Advice on grassland management after a wet winter

Friday, 1 March 2024

The aftermath of a wet winter can pose unique challenges for farmers managing grasslands. Excessive moisture can lead to soil compaction, affecting the health of grasses and limiting productivity. Here we look at some of the issues and how you can mitigate the consequences.

Assess your grassland

Begin by assessing the soil conditions on your grassland. Identify areas prone to compaction and evaluate the extent of the damage. Alleviating soil compaction and improving grassland health are crucial aspects of sustainable farming.

Soil health plays an important role in building resilience in our agricultural ecosystems and how they respond to environmental challenges, such as floods and drought. It is a key contributor to long-term sustainability in food production. Therefore, it is important to conduct soil tests to understand the current nutrient levels, pH and soil structure.

Crop rotation

Consider implementing a crop rotation and diversifying your plant species. Don’t underestimate the power of the root! Different crops have varying root structures, which can help break up compacted soil layers and enhance overall soil health, water infiltration and nutrient recycling.


Minimise the use of heavy machinery on wet soils, as this can lead to compaction. Choose appropriate times for field operations, especially during periods when the soil is dry enough to prevent excessive compaction.


Manage manure application carefully to avoid compacting the soil. Incorporate manure into the soil when conditions are suitable and consider practices that will improve organic matter content.

Organic matter

Organic matter acts as a binding agent, enhancing the soil structure. It promotes the formation of aggregates, which improves soil porosity and aeration. This, in turn, facilitates better water infiltration and root penetration. Organic matter also has a high water-holding capacity, helping soils retain moisture during dry periods.


Consider adopting no-till or reduced-till farming practices. These methods can help preserve soil structure and reduce the risk of compaction. They also preserve organic matter in the soil, leading to improved soil fertility.

The organic residues decompose slowly, releasing nutrients gradually and providing a continuous source of food for soil microorganisms. In turn, this makes our systems more resilient to extreme weather events, such as heavy rain or drought, as they maintain better soil structure, moisture and overall health.


When and where suitable, consider using subsoilers to break up compacted layers. Subsoiling equipment can penetrate deep into the soil, fracturing compacted layers and improving water infiltration. Mechanical aerators can also be used to improve soil aeration. These machines create channels in the soil, allowing for better water and air movement.


Practice controlled or rotational grazing methods to prevent overgrazing in specific areas. This promotes even utilisation of the pasture and minimises the risk of compaction in high-traffic zones. Well-managed grazing systems help maintain a healthy balance between vegetation and soil, reducing the risk of compaction.

In summary

Keep track of soil moisture levels to ensure that field operations are conducted under optimal conditions. Working with adequately moist soil reduces the risk of compaction.

The specific approach you take will depend on the unique characteristics of your farm, such as soil type, climate and current management practices.

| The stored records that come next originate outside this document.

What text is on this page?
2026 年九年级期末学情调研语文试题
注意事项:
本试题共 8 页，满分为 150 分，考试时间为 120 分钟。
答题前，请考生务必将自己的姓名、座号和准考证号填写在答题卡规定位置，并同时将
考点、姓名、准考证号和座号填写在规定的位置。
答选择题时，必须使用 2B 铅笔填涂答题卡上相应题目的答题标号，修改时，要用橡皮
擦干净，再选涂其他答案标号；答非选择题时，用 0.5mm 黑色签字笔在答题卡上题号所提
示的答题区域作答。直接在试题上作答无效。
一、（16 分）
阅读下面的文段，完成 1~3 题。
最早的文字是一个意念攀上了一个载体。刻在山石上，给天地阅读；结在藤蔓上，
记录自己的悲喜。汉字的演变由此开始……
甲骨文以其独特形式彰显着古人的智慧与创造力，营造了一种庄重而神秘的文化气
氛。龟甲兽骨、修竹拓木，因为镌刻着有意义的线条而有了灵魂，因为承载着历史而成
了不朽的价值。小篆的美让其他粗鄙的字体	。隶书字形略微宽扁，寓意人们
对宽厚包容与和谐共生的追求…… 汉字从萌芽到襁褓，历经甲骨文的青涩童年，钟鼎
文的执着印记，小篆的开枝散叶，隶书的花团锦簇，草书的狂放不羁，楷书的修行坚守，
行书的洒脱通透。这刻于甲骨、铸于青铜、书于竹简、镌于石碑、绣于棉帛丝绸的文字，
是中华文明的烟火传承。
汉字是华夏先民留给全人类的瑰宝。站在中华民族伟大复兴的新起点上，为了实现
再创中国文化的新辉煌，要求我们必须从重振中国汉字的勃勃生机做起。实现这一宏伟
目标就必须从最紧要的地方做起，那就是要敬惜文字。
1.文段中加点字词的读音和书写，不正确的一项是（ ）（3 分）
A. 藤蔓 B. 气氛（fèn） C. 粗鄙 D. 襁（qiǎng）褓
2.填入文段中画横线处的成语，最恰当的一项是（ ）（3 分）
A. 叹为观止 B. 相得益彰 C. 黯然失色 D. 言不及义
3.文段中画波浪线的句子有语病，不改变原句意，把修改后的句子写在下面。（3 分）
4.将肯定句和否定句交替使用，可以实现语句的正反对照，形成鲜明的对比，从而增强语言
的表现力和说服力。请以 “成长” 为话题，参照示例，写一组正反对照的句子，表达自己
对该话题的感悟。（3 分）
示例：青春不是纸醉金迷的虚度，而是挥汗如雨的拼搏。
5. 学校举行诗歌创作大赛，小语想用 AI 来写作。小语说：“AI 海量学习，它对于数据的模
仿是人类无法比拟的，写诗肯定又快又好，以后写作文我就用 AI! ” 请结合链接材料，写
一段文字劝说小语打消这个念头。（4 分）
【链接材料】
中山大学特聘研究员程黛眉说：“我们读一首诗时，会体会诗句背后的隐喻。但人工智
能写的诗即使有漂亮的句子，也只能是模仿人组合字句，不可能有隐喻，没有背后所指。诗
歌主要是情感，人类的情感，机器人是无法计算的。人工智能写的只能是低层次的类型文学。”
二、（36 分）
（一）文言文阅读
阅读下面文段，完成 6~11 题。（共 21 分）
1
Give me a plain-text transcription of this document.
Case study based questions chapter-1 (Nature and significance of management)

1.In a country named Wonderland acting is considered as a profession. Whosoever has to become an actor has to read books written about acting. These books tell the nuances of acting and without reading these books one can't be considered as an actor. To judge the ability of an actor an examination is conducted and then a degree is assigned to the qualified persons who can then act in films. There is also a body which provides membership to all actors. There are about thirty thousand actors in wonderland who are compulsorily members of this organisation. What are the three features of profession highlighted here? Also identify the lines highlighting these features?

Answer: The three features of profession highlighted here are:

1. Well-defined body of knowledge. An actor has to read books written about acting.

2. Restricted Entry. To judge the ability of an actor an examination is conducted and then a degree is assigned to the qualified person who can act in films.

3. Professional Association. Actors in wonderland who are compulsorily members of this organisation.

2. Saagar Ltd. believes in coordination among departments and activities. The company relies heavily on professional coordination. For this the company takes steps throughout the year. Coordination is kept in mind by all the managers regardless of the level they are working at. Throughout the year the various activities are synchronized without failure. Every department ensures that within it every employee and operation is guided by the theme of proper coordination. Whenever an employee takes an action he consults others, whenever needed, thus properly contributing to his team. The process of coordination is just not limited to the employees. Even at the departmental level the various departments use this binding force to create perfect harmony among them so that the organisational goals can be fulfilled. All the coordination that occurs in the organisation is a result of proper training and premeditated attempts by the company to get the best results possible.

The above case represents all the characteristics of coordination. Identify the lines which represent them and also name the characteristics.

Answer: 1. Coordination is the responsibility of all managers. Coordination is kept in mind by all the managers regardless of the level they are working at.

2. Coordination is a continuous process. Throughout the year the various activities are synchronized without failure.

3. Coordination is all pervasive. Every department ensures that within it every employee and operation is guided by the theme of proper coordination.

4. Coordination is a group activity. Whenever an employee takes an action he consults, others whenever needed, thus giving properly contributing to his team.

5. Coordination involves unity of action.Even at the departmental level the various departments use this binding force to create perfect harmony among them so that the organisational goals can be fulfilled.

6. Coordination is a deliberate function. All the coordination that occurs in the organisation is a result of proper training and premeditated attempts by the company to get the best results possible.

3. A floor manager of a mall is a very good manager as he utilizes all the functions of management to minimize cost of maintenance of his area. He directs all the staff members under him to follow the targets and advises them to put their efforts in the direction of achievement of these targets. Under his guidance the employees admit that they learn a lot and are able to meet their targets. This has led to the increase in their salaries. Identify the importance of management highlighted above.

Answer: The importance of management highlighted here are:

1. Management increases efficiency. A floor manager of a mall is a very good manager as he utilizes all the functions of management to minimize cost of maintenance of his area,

However, taking proactive steps to alleviate compaction and enhance grassland health after a wet winter is essential for sustainable farming.

By combining thoughtful management practices with the right machinery-based tools, you can set the stage for a productive and resilient grassland in the coming season. Regular monitoring, adaptation to changing conditions, and a commitment to soil health will contribute to the long-term success of your grassland management efforts.